Arduino Projects 3: Make an LED Blink

DFRobot Jun 21 2017 2119

Make an LED Blink

We’ve given you a brief idea of what Arduino is and how it works, as well as some theory behind digital and analog signals. Now let’s start making some real stuff. We will start with the basics: how to make an LED blink. In the previous session, we used the blink program to test the microcontroller. This time we’ll attach our own LED to digital pin 13 instead of using the microcontroller’s integrated LED.
 

Parts Needed:

DFRduino UNO (similar as Arduino UNO R3) x1
I/O Sensor Expansion Shields V7.1 x1
Digital Piranha LED-R x1
 

Connections

Connect the Digital Piranha LED-R module to digital pin 13 on the DFRduino UNO microcontroller (as Arduino uno).

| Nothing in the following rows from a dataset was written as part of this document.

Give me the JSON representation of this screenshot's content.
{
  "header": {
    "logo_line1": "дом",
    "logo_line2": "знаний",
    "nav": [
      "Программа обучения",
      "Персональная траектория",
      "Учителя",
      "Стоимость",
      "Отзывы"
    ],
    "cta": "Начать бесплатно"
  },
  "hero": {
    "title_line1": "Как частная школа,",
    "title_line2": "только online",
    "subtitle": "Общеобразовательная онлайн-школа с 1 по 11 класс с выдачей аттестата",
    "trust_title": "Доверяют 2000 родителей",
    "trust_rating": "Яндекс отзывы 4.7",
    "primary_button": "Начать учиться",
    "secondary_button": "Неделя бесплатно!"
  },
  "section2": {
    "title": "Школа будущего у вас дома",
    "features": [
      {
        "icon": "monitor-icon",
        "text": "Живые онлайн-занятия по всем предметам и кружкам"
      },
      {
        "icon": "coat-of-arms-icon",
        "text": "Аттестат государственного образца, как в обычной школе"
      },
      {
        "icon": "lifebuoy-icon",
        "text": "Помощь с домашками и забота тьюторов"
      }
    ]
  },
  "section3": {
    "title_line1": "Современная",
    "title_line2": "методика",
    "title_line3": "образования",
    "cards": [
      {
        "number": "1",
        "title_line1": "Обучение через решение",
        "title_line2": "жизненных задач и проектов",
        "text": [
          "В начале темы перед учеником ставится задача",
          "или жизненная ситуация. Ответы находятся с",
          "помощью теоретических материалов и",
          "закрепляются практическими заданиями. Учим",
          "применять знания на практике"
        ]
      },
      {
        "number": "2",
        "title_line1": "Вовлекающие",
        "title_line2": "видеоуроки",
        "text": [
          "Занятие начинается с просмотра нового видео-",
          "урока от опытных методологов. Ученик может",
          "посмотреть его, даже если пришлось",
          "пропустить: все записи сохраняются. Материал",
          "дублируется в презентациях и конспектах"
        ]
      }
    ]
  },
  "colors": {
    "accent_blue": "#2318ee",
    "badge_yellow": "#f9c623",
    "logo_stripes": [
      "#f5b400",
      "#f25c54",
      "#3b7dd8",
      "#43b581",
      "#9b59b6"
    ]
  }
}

Make sure your power, ground, and signal connections are correct or you risk damaging your components.
When all your connections are made, connect the arduino microcontroller to your computer via the USB cable.
 

 

Hardware Analysis (Digital Output)

In the previous sessions, we’ve mentioned inputs and outputs. The device we will make is composed of two parts: a control and an output. The arduino microcontroller is the control unit and the digital Piranha LED-R module is the output unit. No input unit is included in this particular device.
 

Control Device

Output Device

 

 

Code Input

Open Arduino IDE.
You can open the program by navigating to File > Examples > 01.Basics > Blink
(Although we encourage you to type the code out by hand to develop your skills).
The code is displayed below:
Sample Code 1-1:

// Item One —— LED Blink
//The LED will turn on for one second and then turn off for one second
int ledPin = 13;
void setup() {
pinMode(ledPin, OUTPUT);
}
void loop() {
digitalWrite(ledPin, HIGH);
delay(1000);
digitalWrite(ledPin, LOW);
delay(1000);
}

Once the code is input and you are happy with it, click “Verify” in Arduino IDE. The IDE will check the code for errors. If there are no errors, you are ready to upload. Click “upload” and Arduino IDE will upload the code to your microcontroller. When the upload is complete, your external LED will blink!

 

 

Now let’s review the program and see how it works

 

Code Analysis

A program is composed of two main parts:

void setup() {

This part of the code is executed when the device is initialized. It runs only once. It is used to declare outputs and inputs of the device.

void loop() {

This part of the code is executed after void setup(){.
Once initialized, it runs in a loop forever (or until the device is powered off or a component fails). This is where all the key arguments of the code are contained.
Consider this code:

pinMode(pin,mode)

The code above shows that ledPin is set up as the output mode.
The comma in the brackets is the code syntax and needs to be there to separate the parameters.

pinMode(ledPin, OUTPUT);

The code above shows that ledPin is set up as the output mode.
The comma in the brackets is the code syntax and needs to be there
to separate the parameters.
What is ledPin?
Examine the first line of the code below:

int ledPin = 13;

Here we have assigned pin13 the variable name “ledPin”. In other words ledPin represents pin 13 on the microcontroller “int” stands for integer and means that ledPin is an integer data type.
What if you want to attach the LED to pin10 instead of pin13?

pinMode(10, OUTPUT);

You just have to change the pin value in the code from 13 to 10.
Let’s take a look at the loop() function, which contains only
one function:

digitalWrite().

The syntax of the function

digitalWrite() is as follows:

digitalWrite(pin,value)

When we set pinMode() as OUTPUT, the
voltage will be either be HIGH (5V or 3.3V
for the control board) or LOW (0V).

digitalWrite(ledPin,HIGH);
//LED on
digitalWrite(ledPin,LOW);
//LED off

When HIGH is included in digitalWrite() as shown above, pin 13 will be HIGH and the LED will turn on. When LOW is included in digitalWrite()as shown above, pin 13 will be LOW and the LED will turn off.
Don’t forget the following line:

delay(1000);

The number in brackets means the amount of milliseconds of delay. There are 1000 milliseconds in 1 second, so this means the duration of delay is 1 second. The LED will turn on for 1 second and then turn off for 1 second continuously.
You might notice “//” and “/*…*/” located ahead of the code:

// Item One—LED Blink
/ *
Description: LED on and off
alternately every other second
*/